Is it really necessary for the compiler to predefine all the ways we can call functions? Why is crosscompiling for linux or windows so needlessly cumbersome? Are we doomed to wrapping syscalls for all eternity?
Is it possible today to have a compile time procedure in Jai that verifies that a decorated piece of code fulfills some constraint?
Would I be able to write a macro like
//must_mention(SOME_ENUM_MEMBER) {function body}
or
//must_have_no_for_loops() {function body}
Yes, easily.
@@jblow888 This opens up so many possibilities, no more trading off simplicity&performance for developer sanity.
What file format does Jai use for debug information? I think I've heard Raphael talk about PDB, but I'm not sure. Is it sufficient for the language or is there any information that would be useful for a debugger that doesn't fit in that format? If you were to write a debug information file format from scratch (and a debugger that uses it), is there anything you would do differently?
I'm just curious what your experience is on this. This is not meant to be a suggestion to actually do that.
I use RemedyBG and Rad Debugger with Jai just fine. It uses PDB.
I want an expert language that makes me feel like an intergalactic bounty hunter, Jai is that.
I'm making do with my own something that generates C++ but it's inferior to Jai in pretty much every way. Jai is going to make some programmers really happy (in fact I've seen some programmers already saying it's their favorite/go-to language)
I saw tsoding video, Jai has best syntax out there.
I bet you could easily have a group of volunteers who manage the open source portion of this in a manner that is mostly hands-off for you, if you open sourced the code sooner rather than later.
Well you know what he thinks about open-source
@@theonewithoutidentity He's arrogant and wrong, and we see the results (or rather lack of them).
Yes, a Pajets group that shuffles README, or the useless PRs themselves
Where I can watch this translations and ask questions. Is that Twitch?
Nice to see how things are progressing.
love the say Jai feels there. wonder what Jon thinks about Zig vs Rust, or about Zig in general..
WASM support would be aswesome
[I've not been following jai so idk ignore me]
13:25 ~"Maybe 'add' shouldn't be so overloaded"~: Personally I'm a strong believer that lists and sets should use the same verb for `add`. It is super useful to me to be able to change 1 line from array to set if I've grown too big for linear search.
(And then I tell this to python people and they laugh at me)
Well, it's really easy to do that even if that isn't the name it has in the Basic module. You just type `add :: array_add;` and you're good to go. You can write the same for set procedures and it will work just like adding overloads.
@@saniancreations It causes a lot of inconsistency if people are renaming imports often, which I think is very undesirable. Renaming imports should be an exception, not the rule.
> And then I tell this to python people and they laugh at me
For python the choice between list and set is a choice of ordering not about performance.
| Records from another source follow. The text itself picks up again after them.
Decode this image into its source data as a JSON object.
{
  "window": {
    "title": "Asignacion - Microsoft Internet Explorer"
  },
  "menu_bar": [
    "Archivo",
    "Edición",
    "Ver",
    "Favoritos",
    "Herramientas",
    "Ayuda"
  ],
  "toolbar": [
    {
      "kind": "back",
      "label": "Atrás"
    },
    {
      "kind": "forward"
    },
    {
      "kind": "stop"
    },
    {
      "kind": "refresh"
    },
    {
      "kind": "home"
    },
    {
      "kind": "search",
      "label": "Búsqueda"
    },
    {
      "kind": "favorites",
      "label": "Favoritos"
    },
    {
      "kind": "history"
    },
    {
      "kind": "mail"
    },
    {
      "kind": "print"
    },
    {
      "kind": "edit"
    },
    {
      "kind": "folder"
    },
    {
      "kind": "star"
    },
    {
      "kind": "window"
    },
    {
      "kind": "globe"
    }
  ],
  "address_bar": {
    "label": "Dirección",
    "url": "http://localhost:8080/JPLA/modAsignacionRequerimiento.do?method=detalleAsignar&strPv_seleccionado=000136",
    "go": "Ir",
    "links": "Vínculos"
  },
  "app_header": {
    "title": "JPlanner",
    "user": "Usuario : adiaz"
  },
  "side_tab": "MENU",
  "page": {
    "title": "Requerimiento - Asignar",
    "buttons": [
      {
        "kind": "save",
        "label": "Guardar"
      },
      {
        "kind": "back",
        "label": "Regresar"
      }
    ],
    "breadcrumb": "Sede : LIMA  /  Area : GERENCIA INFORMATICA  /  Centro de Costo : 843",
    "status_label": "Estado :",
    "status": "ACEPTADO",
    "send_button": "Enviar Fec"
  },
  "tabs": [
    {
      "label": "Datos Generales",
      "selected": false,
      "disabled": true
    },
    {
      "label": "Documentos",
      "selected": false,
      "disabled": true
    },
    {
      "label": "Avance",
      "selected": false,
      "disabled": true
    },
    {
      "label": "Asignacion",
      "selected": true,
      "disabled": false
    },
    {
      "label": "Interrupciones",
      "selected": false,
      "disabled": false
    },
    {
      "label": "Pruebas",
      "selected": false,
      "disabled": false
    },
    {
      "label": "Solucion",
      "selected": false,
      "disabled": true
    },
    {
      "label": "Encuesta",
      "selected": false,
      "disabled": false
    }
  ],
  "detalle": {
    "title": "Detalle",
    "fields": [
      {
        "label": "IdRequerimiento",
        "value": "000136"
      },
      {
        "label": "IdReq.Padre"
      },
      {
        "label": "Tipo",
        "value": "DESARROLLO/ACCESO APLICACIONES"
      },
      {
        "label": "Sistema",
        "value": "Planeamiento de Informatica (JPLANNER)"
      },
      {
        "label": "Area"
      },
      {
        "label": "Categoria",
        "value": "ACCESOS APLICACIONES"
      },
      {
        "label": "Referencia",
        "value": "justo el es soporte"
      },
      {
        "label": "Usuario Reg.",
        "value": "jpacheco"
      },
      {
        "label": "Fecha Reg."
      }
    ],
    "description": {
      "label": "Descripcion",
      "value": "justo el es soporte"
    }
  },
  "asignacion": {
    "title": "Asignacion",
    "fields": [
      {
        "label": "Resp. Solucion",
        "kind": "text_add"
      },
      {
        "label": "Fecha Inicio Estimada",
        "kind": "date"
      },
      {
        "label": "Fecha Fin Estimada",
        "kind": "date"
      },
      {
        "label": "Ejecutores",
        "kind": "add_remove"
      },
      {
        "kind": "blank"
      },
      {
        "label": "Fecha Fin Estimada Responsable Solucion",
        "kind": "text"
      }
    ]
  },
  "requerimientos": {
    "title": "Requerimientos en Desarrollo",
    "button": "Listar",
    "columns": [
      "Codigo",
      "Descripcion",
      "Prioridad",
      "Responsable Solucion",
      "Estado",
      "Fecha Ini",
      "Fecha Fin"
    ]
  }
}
A python programmer would never use the array+linear search in the first place, he would use the set, because the array would not give him much of a performance gain - you are writing python so small performance gains do not matter to you otherwise you would not write python - and coding the linear search for loop is tedious. (Also I don't think the array will be much faster even for relatively small arrays, the for loop of the linear search is slow and python lists do not have great cache layout so the list does not have as much of a data locality advantage, and because of the search the bytecode is probably more, but I am sure you can find expensive to hash object and stuff like that where the list is faster)
So the question add vs append is a semantic one. Add adds anywhere. Append appends only at the end. (Though python has ordered dictionaries since 3.6 so yeah that argument does not count as much anymore, now it is an argument of compatibility and there is only one way to do it)
@@theevilcottonball [Not jai discussion -- DO IGNORE]
> A python programmer would never use the array+linear search in the first place
I can only assume that `3 in [1, 10, -5]` or `.find()` does a linear search.
> and coding the linear search for loop is tedious
A real for loop is easier to read and write if you need to search with a predicate than `next(filter(lambda it: it.name == "foo", people), None)` or `next((it for it in people if it.name == "bar"), None)`
But cache locality aside, before I start exploring a problem, I will default to an array/list. I don't know and don't want to know if I semantically want a set until i get into it. j ava collections interface isn't too bad.
im waiting sn 2022-2023 so maybe i can have a betakey(300 key -> 700 beta key increasment). (=
Is there an operator like |> that passes the LHS as first argument to fn call on RHS?
Nope. Jon is pretty adamant about there only being one single way to call functions: function(args), that is also the reason why there are no methods or member functions like obj.method(args), (unless you have an actual function pointer as a struct field)
@@saniancreations Sounds like religion.
@@JimBalter
There should be only one way to do things.
C# used to be a good small language, now there are many ways to do almost anything.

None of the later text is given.